The hybrid multicloud strategy has proven to be a successful model for many companies because it is profitable and allows companies to quickly develop and deploy applications.
Bringing artificial intelligence (AI) and cloud together is a game changer for businesses, with old technology helping to dig up and connect hidden points in zettabytes of data. In recent years, companies have begun to become aware of AI’s capabilities to improve their business, particularly in today’s cloud paradigm, where AI tools can access and manage endless data in multiple areas.
For AI to evolve further and create exponential value for businesses, companies need to decouple AI tools and data from the compartments and silos that were unintentionally created as companies tried to create the cloud solution that best suited them. For this, a multi-cloud infrastructure built with AI at its core is the only answer.
Breaking the silos
When cloud computing radically changed the way companies viewed data storage and the amount of data they could exploit, many companies expected companies to choose between the public and private cloud. However, in practice, this is not what most companies have done, because the “one-cloud-fits-all” approach has been reduced to a mere theoretical exercise. The reality is more complex, which is why the business functions and IT branches of organizations have begun to choose a mix of data centers and private and public clouds from multiple vendors based on the needs of the company.

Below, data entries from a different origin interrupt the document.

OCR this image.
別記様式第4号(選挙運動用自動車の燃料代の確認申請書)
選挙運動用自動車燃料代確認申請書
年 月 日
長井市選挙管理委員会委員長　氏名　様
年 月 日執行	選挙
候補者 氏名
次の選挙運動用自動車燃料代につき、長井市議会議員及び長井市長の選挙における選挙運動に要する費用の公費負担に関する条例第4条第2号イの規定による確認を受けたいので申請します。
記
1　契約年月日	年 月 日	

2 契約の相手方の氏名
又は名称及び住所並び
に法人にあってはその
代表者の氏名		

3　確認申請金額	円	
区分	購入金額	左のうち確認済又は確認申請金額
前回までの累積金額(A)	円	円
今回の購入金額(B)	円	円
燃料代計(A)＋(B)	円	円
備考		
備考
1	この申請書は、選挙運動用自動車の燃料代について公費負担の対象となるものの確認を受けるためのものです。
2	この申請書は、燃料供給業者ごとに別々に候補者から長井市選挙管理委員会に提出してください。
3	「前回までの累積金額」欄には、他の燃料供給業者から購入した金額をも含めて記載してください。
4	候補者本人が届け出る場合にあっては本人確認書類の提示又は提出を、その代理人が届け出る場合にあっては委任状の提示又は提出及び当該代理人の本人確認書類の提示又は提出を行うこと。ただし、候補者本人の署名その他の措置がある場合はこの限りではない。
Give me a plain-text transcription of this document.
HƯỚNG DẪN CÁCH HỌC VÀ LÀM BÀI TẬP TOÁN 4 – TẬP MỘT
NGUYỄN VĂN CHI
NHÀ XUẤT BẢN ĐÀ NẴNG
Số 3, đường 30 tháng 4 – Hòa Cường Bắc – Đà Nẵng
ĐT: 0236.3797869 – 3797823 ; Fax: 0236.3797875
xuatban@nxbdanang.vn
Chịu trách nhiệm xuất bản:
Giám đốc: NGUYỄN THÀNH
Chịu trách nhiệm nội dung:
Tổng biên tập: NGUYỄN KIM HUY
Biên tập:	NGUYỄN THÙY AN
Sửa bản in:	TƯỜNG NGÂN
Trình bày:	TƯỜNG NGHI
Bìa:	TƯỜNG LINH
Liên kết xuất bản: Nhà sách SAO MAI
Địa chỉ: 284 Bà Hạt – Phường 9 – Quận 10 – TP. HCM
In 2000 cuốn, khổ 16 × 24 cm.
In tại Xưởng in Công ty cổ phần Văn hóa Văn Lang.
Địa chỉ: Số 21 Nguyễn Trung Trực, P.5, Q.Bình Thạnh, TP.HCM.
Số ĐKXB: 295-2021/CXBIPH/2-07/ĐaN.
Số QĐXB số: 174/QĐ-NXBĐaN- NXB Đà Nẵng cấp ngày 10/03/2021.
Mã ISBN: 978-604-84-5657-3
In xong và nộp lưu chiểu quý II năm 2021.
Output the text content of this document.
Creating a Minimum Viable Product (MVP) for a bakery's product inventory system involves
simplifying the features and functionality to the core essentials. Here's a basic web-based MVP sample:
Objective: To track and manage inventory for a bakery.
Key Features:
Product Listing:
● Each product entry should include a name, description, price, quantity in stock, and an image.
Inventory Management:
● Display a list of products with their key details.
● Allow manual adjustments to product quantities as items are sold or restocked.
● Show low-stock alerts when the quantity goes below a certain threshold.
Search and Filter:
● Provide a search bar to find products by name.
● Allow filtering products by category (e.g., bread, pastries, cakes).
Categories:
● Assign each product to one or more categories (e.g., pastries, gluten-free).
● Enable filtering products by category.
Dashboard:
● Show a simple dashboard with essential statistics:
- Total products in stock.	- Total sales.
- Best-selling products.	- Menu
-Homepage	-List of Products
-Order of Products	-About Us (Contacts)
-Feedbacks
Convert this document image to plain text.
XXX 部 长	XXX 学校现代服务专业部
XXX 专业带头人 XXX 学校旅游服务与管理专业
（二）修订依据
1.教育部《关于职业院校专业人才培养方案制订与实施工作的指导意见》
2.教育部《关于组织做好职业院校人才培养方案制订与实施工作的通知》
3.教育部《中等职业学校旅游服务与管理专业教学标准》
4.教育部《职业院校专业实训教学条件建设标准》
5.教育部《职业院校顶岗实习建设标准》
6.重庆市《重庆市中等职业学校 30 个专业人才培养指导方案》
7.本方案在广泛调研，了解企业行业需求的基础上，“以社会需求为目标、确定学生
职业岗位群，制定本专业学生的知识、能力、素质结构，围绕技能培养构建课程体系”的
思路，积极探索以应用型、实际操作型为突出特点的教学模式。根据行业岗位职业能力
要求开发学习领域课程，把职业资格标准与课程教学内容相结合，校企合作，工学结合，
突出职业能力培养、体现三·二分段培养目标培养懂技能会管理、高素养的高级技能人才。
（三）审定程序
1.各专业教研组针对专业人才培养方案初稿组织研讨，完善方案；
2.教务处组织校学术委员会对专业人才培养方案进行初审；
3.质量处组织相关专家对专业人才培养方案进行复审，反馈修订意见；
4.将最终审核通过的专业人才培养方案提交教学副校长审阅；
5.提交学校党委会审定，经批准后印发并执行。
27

The hybrid multicloud strategy has proven to be a successful model for many companies because it is profitable, allows companies to quickly develop and deploy applications, but more importantly, to meet the unique requirements of various business needs or applications that are at different stages of maturity and solve security and governance problems. This has also prevented problems such as vendor lockdown. It’s no coincidence that more than 80% of companies already have a multi-cloud strategy.
This becomes even more relevant for the AI entering the image. A single cloud is itself a silo, which is why multi-cloud is the best habitat for AI, as it ensures that AI tools have access to a stock of different data sets given how companies use various clouds for specific purposes. AI thrives in such an environment. Artificial intelligence in a multi-cloud infrastructure also helps developers because they don’t need to create solutions from scratch, but rather take advantage of the basic elements of technology that exist in the respective cloud environments.
As an Ovum study shows, while 20% of business processes have migrated to the cloud, 80% of critical workloads and sensitive data still operate on-site due to performance and regulatory requirements. When applications migrate to the cloud, it’s important to make sure that AI tools aren’t compartmentalized. Businesses and IT departments realized that moving data and applications between different on-site and disparate cloud computing infrastructures was difficult and inefficient, so it was necessary to build bridges between the various software compartments or environments so that data could flow seamlessly and interact to unlock greater value.